Escursioni invernali nell’Appennino Centrale

La salita del Gran Sasso d’Italia nell’inverno è una delle gite
più piacevoli che si possano proporre. Dà soddisfazioni non
minori che la salita in estate di una delle più belle cime delle
Alpi verso i 4000 metri, come sarebbero nel gruppo del
Monte Rosa il Breithorn o la Vincent-Pyramide”.
Nel 1880 Corradino Sella, autore della prima salita invernale
del Corno Grande, ha sorpreso con queste parole gli alpinisti
locali, abituati all’Appennino in estate, e gli alpinisti del Nord,
convinti che neve e ghiaccio esistessero solo sul Monte
Bianco e il Monte Rosa e sul Cervino.
Oggi i frequentatori dei monti di Umbria, Marche, Abruzzo,
Lazio e Molise sanno che i Sibillini, il Gran Sasso, il
Terminillo, il Sirente e il Velino, i Simbruini-Ernici, i monti del
Parco Nazionale d’Abruzzo Lazio e Molise e la Majella
offrono itinerari affascinanti.
Ma l’Appennino d’inverno non va preso sottogamba.
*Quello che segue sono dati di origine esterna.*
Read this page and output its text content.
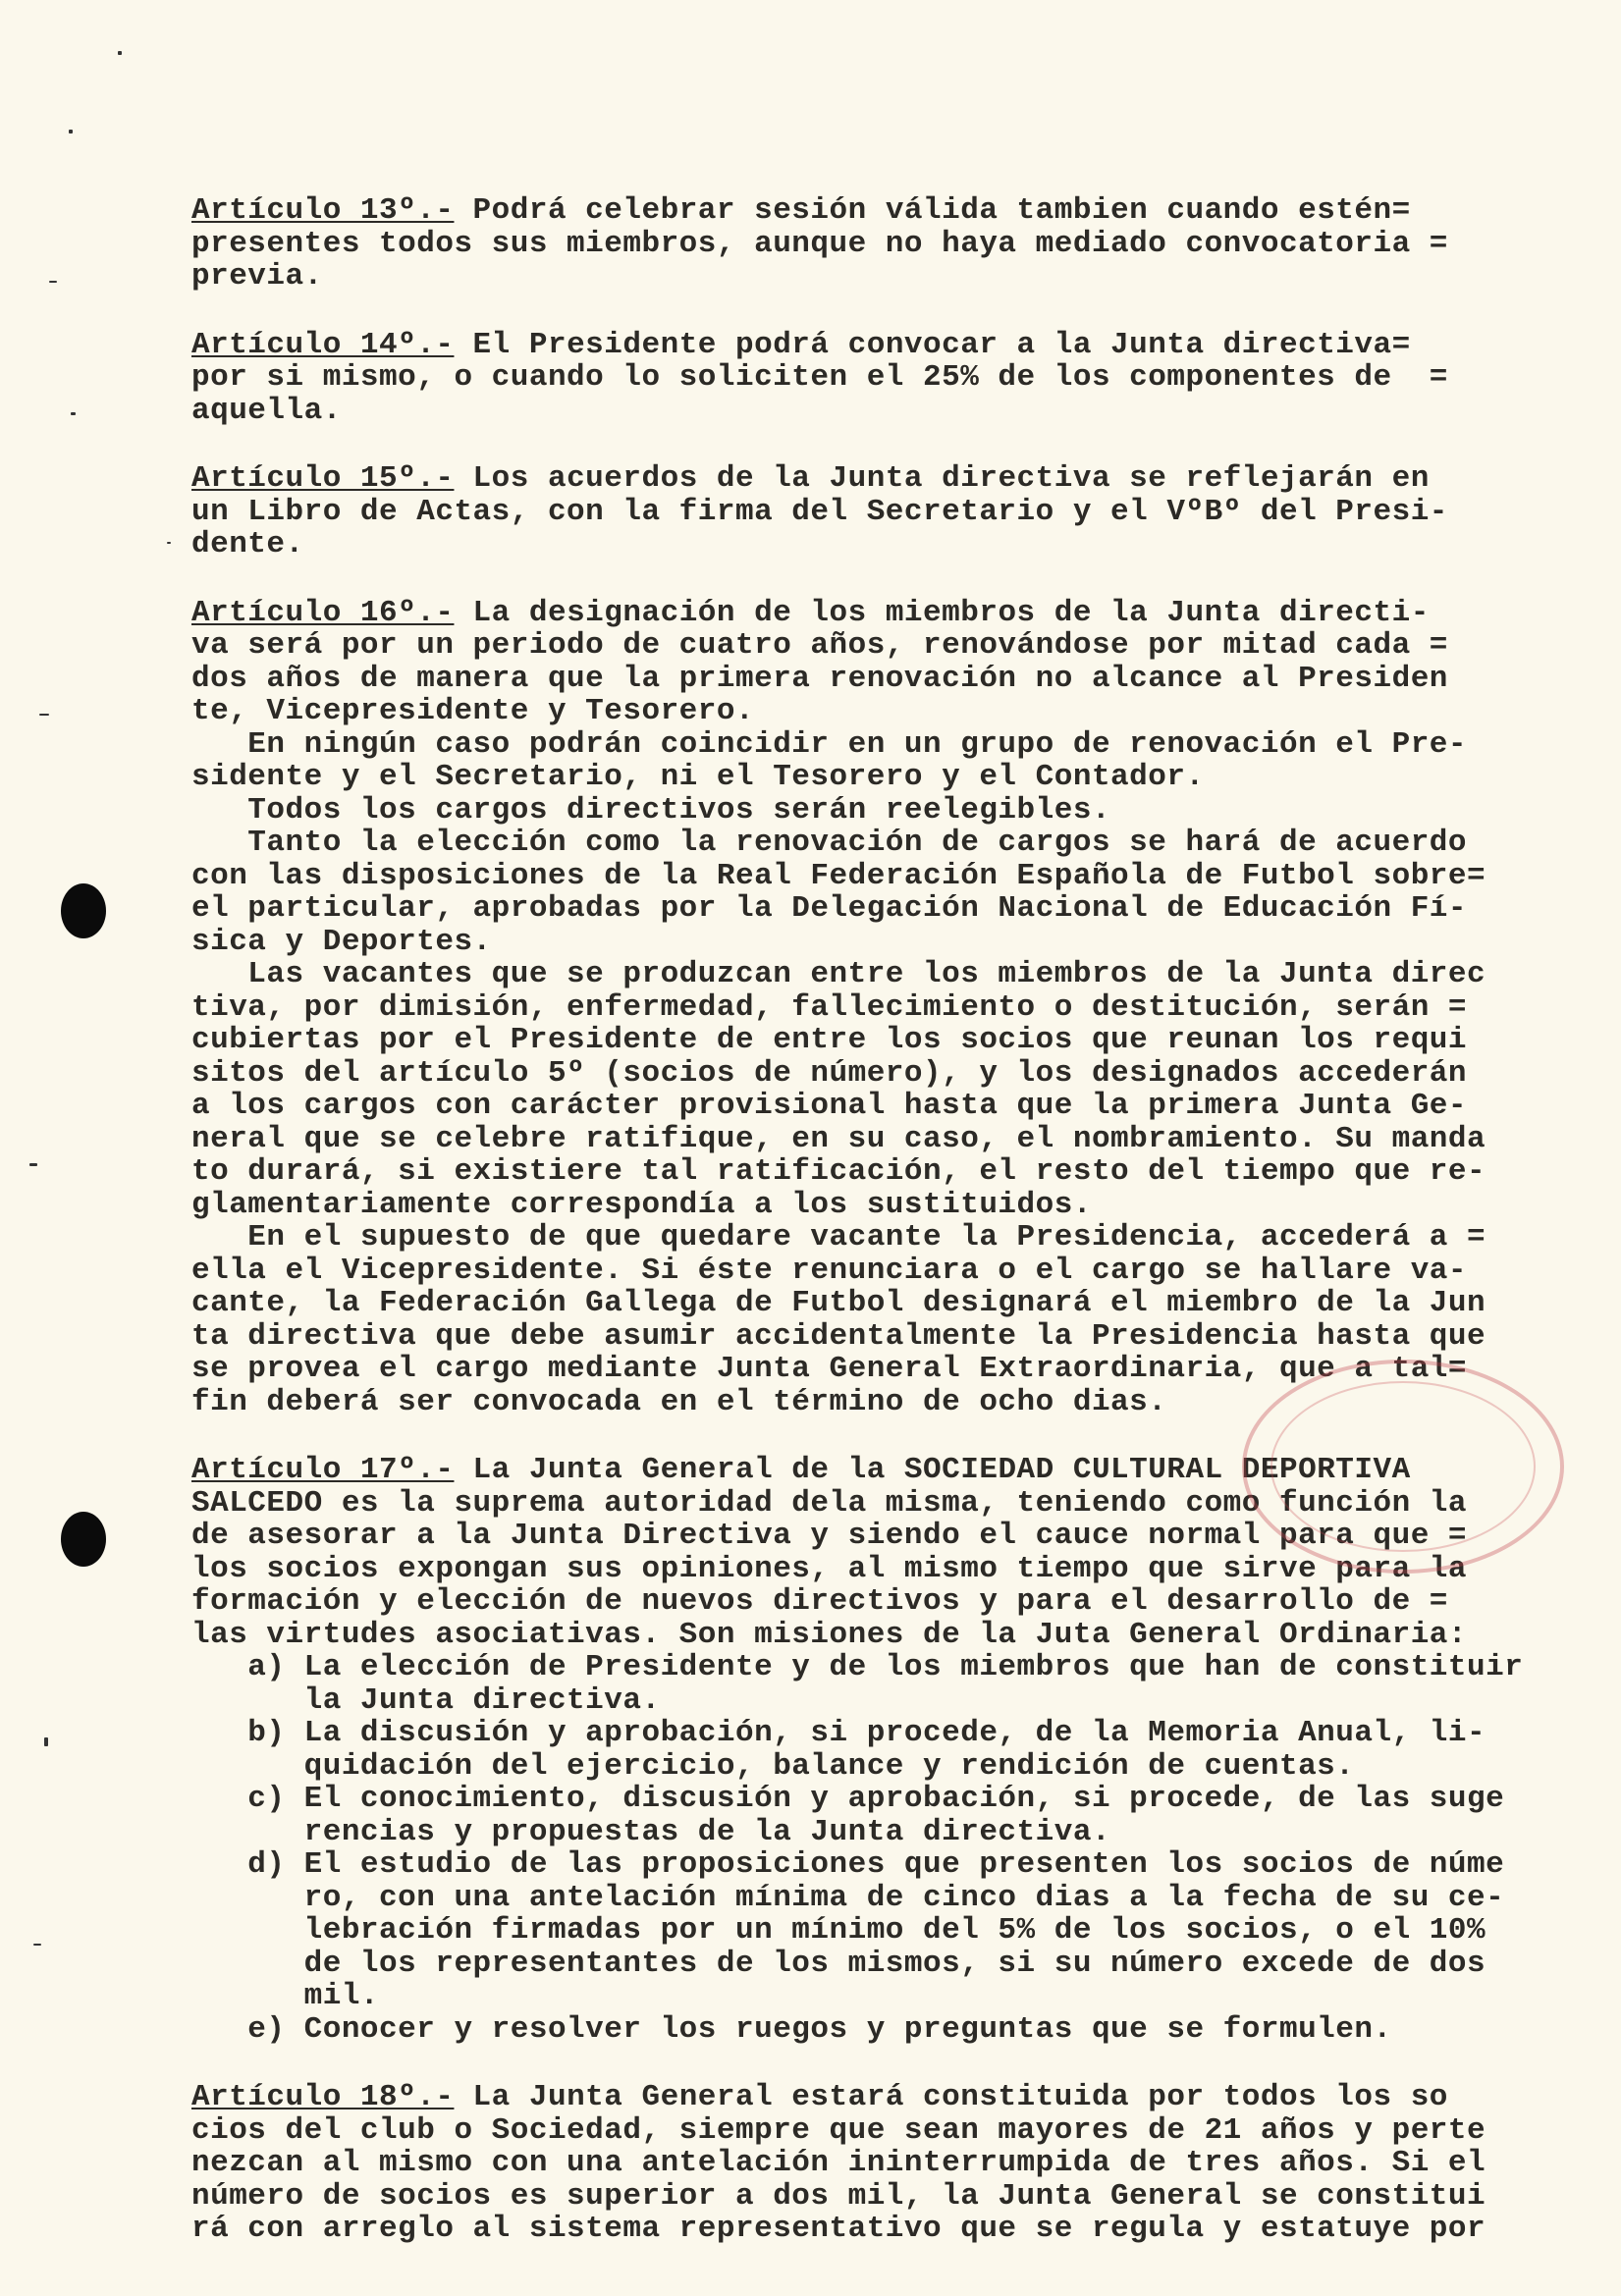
Artículo 13º.- Podrá celebrar sesión válida tambien cuando estén=
presentes todos sus miembros, aunque no haya mediado convocatoria =
previa.
Artículo 14º.- El Presidente podrá convocar a la Junta directiva=
por si mismo, o cuando lo soliciten el 25% de los componentes de  =
aquella.
Artículo 15º.- Los acuerdos de la Junta directiva se reflejarán en
un Libro de Actas, con la firma del Secretario y el VºBº del Presi-
dente.
Artículo 16º.- La designación de los miembros de la Junta directi-
va será por un periodo de cuatro años, renovándose por mitad cada =
dos años de manera que la primera renovación no alcance al Presiden
te, Vicepresidente y Tesorero.
En ningún caso podrán coincidir en un grupo de renovación el Pre-
sidente y el Secretario, ni el Tesorero y el Contador.
Todos los cargos directivos serán reelegibles.
Tanto la elección como la renovación de cargos se hará de acuerdo
con las disposiciones de la Real Federación Española de Futbol sobre=
el particular, aprobadas por la Delegación Nacional de Educación Fí-
sica y Deportes.
Las vacantes que se produzcan entre los miembros de la Junta direc
tiva, por dimisión, enfermedad, fallecimiento o destitución, serán =
cubiertas por el Presidente de entre los socios que reunan los requi
sitos del artículo 5º (socios de número), y los designados accederán
a los cargos con carácter provisional hasta que la primera Junta Ge-
neral que se celebre ratifique, en su caso, el nombramiento. Su manda
to durará, si existiere tal ratificación, el resto del tiempo que re-
glamentariamente correspondía a los sustituidos.
En el supuesto de que quedare vacante la Presidencia, accederá a =
ella el Vicepresidente. Si éste renunciara o el cargo se hallare va-
cante, la Federación Gallega de Futbol designará el miembro de la Jun
ta directiva que debe asumir accidentalmente la Presidencia hasta que
se provea el cargo mediante Junta General Extraordinaria, que a tal=
fin deberá ser convocada en el término de ocho dias.
Artículo 17º.- La Junta General de la SOCIEDAD CULTURAL DEPORTIVA
SALCEDO es la suprema autoridad dela misma, teniendo como función la
de asesorar a la Junta Directiva y siendo el cauce normal para que =
los socios expongan sus opiniones, al mismo tiempo que sirve para la
formación y elección de nuevos directivos y para el desarrollo de =
las virtudes asociativas. Son misiones de la Juta General Ordinaria:
a) La elección de Presidente y de los miembros que han de constituir
la Junta directiva.
b) La discusión y aprobación, si procede, de la Memoria Anual, li-
quidación del ejercicio, balance y rendición de cuentas.
c) El conocimiento, discusión y aprobación, si procede, de las suge
rencias y propuestas de la Junta directiva.
d) El estudio de las proposiciones que presenten los socios de núme
ro, con una antelación mínima de cinco dias a la fecha de su ce-
lebración firmadas por un mínimo del 5% de los socios, o el 10%
de los representantes de los mismos, si su número excede de dos
mil.
e) Conocer y resolver los ruegos y preguntas que se formulen.
Artículo 18º.- La Junta General estará constituida por todos los so
cios del club o Sociedad, siempre que sean mayores de 21 años y perte
nezcan al mismo con una antelación ininterrumpida de tres años. Si el
número de socios es superior a dos mil, la Junta General se constitui
rá con arreglo al sistema representativo que se regula y estatuye por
I 71
itinerari di questa guida vanno affrontati nei momenti giusti,
con attrezzatura e abbigliamenti corretto, da chi ha le
conoscenze necessarie. Le scuole del CAI e le guide alpine
possono rendere appagante e sicura l’esperienza
sull’Appennino innevato.

Stefano Ardito, Escursioni invernali nell’Appennino Centrale,
Idea Montagna 2021, 288 pagine, 24 euro

 

 

 

Everest, una storia lunga 100 anni

Un secolo fa, nella primavera del 1921, una spedizione
britannica lasciava Darjeeling e le sue piantagioni di tè per
dirigersi verso il Tibet e l’Everest. Iniziava l’epopea che
include la scomparsa di Andrew Irvine e George Mallory nel
1924, la scoperta della via dal Nepal e la prima salita di
Edmund Hillary e Tenzing Norgay nel 1953, le vie aperte in
seguito da americani, britannici, polacchi e cinesi.
Seguono la prima invernale del 1980, la diffusione delle
spedizioni commerciali, le tragedie causate da tempeste e da
valanghe, inclusa quella scatenata dal terremoto del 2015. E
si conclude con le storie di grandi alpinisti europei come
Simone Moro, Ueli Steck e Alex Txikon, e nepalesi come
Nirmal Purja e Kami Rita Sherpa, che arriva a 8848 metri per
ben 24 volte.
Ma intorno a una vetta c’è solo l’alpinismo. Parlare
dell’Everest significa raccontare la scoperta della montagna
nell’Ottocento, l’invasione cinese del Tibet nel 1948, le
questioni legate alla ricerca scientifica e all’ambiente, la
storia del popolo Sherpa. Il “Big E” è una miniera di storie.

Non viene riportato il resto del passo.